The recent aggressive spreading of Zika Virus in Brazil and other select regions has been a top news story in past weeks, understandably so since it can have major health effects. The virus carries Zika fever, a disease that can cause such symptoms as fever, rash, joint pain, and conjunctivitis and is suspected of being linked to severe birth defects. Notably, people can be infected even if they’re not displaying symptoms, further heightening the concern over the virus’ potential effect on unborn babies if their mothers become infected. Zika virus is transmitted to humans through a bite of a virus-carrying Aedes mosquito.
The Aedes mosquito is found on several continents, including North and South America. This particular species of mosquito has been linked to deadly outbreaks before. In the early 20th century scientists traced its connection to yellow fever outbreaks, however this connection now carries less importance with the creation of the yellow fever vaccine. The Aedes mosquito is now causing concern as a transmitter of Zika virus.
Recent Outbreaks & What it Means to the United States
Last year Brazil experienced a major increase of the Zika virus, with more than one million cases reported, according to NPR. While the symptoms of the virus can be quite mild, there are suspected links between the virus and about 4,000 cases of severe brain damage to babies as a result of their mothers contracting the virus during pregnancy.
It’s important to note that despite this rising outbreak in South America the only recently reported cases of Zika virus in the United States have been in people who have recently traveled to infected regions and contracted the virus while abroad. Zika virus is not contagious. Still, many people in Arizona, where the Aedes mosquito is found, and throughout the U.S. are concerned about this new threat. Aedes mosquitoes are “city-dwelling” mosquitoes and are very common.
Since virus-carrying mosquitoes could travel here from Latin America as a result of people and goods transportation, there is growing concern that the virus could spread to the U.S. – especially with the upcoming Olympics hosted in Brazil. While it’s important not to panic (especially since the virus hasn’t been found in any US mosquitoes to-date), it’s appropriate to monitor the situation and be cautious in areas prevalent with mosquitoes.
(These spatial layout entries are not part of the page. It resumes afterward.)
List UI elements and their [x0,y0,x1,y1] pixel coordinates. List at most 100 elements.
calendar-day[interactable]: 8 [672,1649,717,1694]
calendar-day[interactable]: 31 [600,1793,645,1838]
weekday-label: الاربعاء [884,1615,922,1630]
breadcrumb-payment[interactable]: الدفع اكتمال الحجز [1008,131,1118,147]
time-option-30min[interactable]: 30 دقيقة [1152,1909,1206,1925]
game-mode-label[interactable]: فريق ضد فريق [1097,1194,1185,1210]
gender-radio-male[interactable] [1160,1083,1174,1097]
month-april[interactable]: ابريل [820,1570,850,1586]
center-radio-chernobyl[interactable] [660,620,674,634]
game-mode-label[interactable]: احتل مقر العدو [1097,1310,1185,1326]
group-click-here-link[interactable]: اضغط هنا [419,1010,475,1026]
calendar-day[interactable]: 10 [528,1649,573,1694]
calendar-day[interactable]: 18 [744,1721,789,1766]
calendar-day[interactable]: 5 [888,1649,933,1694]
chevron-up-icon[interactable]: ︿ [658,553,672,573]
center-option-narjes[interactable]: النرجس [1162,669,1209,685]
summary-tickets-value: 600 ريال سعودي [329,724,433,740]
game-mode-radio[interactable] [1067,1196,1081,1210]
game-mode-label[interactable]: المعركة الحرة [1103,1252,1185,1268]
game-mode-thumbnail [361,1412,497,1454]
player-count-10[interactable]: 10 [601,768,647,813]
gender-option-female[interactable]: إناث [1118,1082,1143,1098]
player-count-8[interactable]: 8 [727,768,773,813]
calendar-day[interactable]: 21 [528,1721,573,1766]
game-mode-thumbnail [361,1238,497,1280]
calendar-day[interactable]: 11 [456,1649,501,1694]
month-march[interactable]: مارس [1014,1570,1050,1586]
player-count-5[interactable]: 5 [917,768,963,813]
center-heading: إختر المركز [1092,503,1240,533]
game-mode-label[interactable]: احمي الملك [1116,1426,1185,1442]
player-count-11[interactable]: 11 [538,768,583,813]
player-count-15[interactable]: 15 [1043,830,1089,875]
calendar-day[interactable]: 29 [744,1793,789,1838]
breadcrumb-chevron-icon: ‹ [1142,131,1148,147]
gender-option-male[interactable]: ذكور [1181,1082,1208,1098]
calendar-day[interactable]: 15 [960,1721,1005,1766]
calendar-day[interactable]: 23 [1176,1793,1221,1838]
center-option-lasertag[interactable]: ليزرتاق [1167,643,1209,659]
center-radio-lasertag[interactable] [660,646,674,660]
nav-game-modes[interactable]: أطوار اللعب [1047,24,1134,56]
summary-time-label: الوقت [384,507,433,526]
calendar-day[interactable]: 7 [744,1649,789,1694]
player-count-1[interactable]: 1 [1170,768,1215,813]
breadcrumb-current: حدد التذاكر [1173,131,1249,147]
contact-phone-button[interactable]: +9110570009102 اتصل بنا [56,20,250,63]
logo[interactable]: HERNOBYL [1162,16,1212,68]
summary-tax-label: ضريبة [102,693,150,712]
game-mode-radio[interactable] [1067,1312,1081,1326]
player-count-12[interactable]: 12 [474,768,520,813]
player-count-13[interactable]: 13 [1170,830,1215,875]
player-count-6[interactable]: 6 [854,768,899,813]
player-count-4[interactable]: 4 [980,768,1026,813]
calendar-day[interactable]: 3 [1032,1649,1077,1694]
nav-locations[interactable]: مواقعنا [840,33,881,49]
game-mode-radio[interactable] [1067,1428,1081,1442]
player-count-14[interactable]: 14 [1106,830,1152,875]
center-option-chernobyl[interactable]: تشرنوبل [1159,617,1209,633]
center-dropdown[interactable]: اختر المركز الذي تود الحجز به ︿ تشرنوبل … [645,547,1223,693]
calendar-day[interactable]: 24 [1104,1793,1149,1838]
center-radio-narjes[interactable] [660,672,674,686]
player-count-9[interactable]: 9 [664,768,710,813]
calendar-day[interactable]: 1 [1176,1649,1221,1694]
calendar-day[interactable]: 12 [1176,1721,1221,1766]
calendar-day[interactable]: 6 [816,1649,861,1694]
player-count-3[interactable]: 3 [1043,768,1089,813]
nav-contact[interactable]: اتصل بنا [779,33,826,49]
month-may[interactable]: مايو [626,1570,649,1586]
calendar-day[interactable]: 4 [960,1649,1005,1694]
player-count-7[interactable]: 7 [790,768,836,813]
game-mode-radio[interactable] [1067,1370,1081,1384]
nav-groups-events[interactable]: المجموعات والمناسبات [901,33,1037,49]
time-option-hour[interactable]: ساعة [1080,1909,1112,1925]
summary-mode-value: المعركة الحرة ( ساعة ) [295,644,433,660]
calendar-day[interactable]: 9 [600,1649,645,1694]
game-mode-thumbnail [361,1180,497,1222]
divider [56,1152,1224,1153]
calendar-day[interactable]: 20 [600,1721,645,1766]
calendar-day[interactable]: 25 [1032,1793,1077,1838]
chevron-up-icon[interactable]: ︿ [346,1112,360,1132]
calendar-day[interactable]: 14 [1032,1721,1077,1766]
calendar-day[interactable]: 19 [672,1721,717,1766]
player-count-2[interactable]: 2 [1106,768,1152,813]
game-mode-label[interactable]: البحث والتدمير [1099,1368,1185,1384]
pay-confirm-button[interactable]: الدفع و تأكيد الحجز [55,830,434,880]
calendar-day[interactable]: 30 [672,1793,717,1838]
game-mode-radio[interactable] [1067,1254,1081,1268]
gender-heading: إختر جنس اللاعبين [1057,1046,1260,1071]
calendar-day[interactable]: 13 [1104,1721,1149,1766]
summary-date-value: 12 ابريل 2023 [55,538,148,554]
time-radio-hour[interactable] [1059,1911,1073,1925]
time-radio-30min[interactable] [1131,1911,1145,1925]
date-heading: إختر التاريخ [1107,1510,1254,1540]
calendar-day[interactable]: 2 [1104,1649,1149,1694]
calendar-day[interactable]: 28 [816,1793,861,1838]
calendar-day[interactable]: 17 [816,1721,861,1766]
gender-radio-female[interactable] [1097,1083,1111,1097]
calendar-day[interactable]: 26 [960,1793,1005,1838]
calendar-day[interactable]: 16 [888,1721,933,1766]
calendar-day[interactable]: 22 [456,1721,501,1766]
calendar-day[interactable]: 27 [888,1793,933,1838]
How to Prevent the Zika Virus
According to the Center for Disease Control and Prevention, about one in five people infected with Zika will become sick. Because there is no vaccine for Zika yet, those traveling to South America or who live in areas where mosquitoes are a yearly nascence, pregnant women in particular, can follow a few simple suggestions to be more mindful about preventing the transmittance of this, and any mosquito-borne, disease:
- Keep your body covered while outside, especially in the evening and at night, by wearing long-sleeved shirts and pants. Even light weight clothing will help keep mosquitoes away from your skin.
- If you have a baby or child, keep them covered in long clothing, as well.
Furthermore, treat all clothing items with permethrin or purchase permethrin-treated clothing items. Permethrin is an insecticide specifically formulated to protect against disease-carrying insects.
- Use EPA-registered DEET mosquito repellent. Be sure to follow the directions for usage of the repellant, including frequency and application guidelines.
- Be vigilant about standing water – do your best to rid your property of any standing water (like around a dripping hose) so that mosquitoes do not flourish there.
- Before the warm weather hits check all the window screens to make sure there are no tears or gaps where bugs could enter your home.
- If you have a sliding glass door, consider installing permanent or temporary screens for added insect protection.
- When possible, stay protected in air conditioned or screened-in areas to avoid mosquitoes altogether.